Mit Jennifer Morgan als Staatssekretärin und Sonderbeauftragte für internationale Klimapolitik verfestigt das AA eine klimaorientierte Diplomatie. Morgans Aufgabe ist es Gender Mainstreaming in alle globalen Fragen bezüglich der Klimakrise zu verankern. Dazugehören Deutschlands Bestrebungen bezüglich des Climate Action Plan der VN oder auch die Klimadimension von Flucht, Migration und Vertreibung im Khartum-Prozess der EU besonders hervorzuheben (siehe Feministische Leitlinien des Auswärtigen Amtes, 2023, S. 48). Beide dieser Strategien verdeutlichen, dass Deutschland anerkennt, wie die Klimakrise Menschen unterschiedlich betrifft und vulnerabel macht. Trotzdem betonen Gina Cortés Valderrama und Katy Wiese, dass immer noch eine sehr große Diskrepanz zwischen den feministischen Leitlinien auf Papier und der tatsächlichen Umsetzungen feministischer Werte durch Politiker*innen existiert. Beide Feministinnen teilen daher ihre Erfahrungen, auf welche Art und Weise sie von der EU oder den VN Klimaschutzmaßnahmen fordern, aber auch wie sie selbst feministische Führungsstile in ihrer eigenen Arbeit praktizieren.  

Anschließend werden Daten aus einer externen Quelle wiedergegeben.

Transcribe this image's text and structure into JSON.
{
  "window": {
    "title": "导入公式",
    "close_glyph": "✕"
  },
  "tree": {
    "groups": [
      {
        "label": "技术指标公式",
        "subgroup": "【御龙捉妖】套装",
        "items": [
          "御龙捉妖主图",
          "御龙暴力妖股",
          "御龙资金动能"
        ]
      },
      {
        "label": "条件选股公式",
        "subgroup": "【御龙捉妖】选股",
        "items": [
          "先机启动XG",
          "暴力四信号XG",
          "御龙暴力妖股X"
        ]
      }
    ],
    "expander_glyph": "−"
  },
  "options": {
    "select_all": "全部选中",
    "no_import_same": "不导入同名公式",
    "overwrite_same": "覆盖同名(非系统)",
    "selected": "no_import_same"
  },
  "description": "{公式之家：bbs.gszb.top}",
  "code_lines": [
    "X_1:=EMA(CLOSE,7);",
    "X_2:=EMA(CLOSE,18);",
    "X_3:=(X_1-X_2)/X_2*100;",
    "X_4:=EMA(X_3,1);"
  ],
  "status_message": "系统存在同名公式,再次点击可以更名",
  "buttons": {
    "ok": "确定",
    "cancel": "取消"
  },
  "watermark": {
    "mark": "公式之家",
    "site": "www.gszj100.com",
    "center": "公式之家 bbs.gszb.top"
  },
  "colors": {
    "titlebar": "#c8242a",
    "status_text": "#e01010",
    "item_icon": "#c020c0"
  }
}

Es gilt den Mut aufzubringen Institutionen herauszufordern 

Die Klimakrise mit all ihren Auswirkungen auf globaler Dimension, kann nicht alleine von einem Land bewältigt werden. Auch auf EU und VN Ebene versucht Deutschland daher eine feministische Perspektive in die Klimapolitik einzubringen. Obwohl die EU und die Mitgliedsstaaten sich zur Klimaneutralität 2050 verpflichtet haben, sind im 2019 European Green Deal (EGD) keine feministischen Perspektiven vorhanden. Aus diesem Grund ist es immens wichtig, dass Deutschland sich genau jetzt für feministische Maßnahmen auf EU-Ebene einsetzt. Zusammen mit anderen Klimaaktivist*innen und Analyst*innen veröffentlichte Katy Wiese einen Bericht, der für ökofeministische Perspektiven bei der Umsetzung des EGDs plädiert. Die Autor*innen formulieren konkrete ökofeministische Maßnahmen, wie beispielsweise ein feministisches Wirtschaftssystem der Care Arbeit und des Wohlergehens aussehen kann. Der Bericht greift aber auch politische Empfehlungen auf. Beispiele sind Reduktionsmaßnahmen für toxische Chemikalien oder wie Energiearmut bekämpft werden kann. Mit der Veröffentlichung konnten Wiese und ihre Mitautor*innen praktische Umsetzungsmöglichkeiten an ranghohe europäische Politiker*innen wie Delara Burkhardt (Mitglied des Europäischen Parlaments), Leonore Gewessler (Österreichische Ministerin für Klimaschutz, Umwelt, Energie, Mobilität, Innovation und Technologie) oder Kata Tüttő (stellvertretende Bürgermeisterin von Budapest und Berichterstatterin für Gender und Klima, Europäischer Ausschuss der Regionen) herantragen. Diese Beispiele von Katy Wiese verdeutlichen nochmal einen entscheidenden Aspekt feministischer Lobbyarbeit. Es ist eine wichtige Rolle der Zivilgesellschaft den Status Quo der Politik zu hinterfragen. Deshalb müssen Politiker*innen, die ihre Politik als feministisch bezeichnen, Zeit in den Austausch mit feministischen Akteur*innen investieren. Jedoch entscheiden sich nicht alle Politiker*innen für Konsultationen mit der feministischen Zivilgesellschaft.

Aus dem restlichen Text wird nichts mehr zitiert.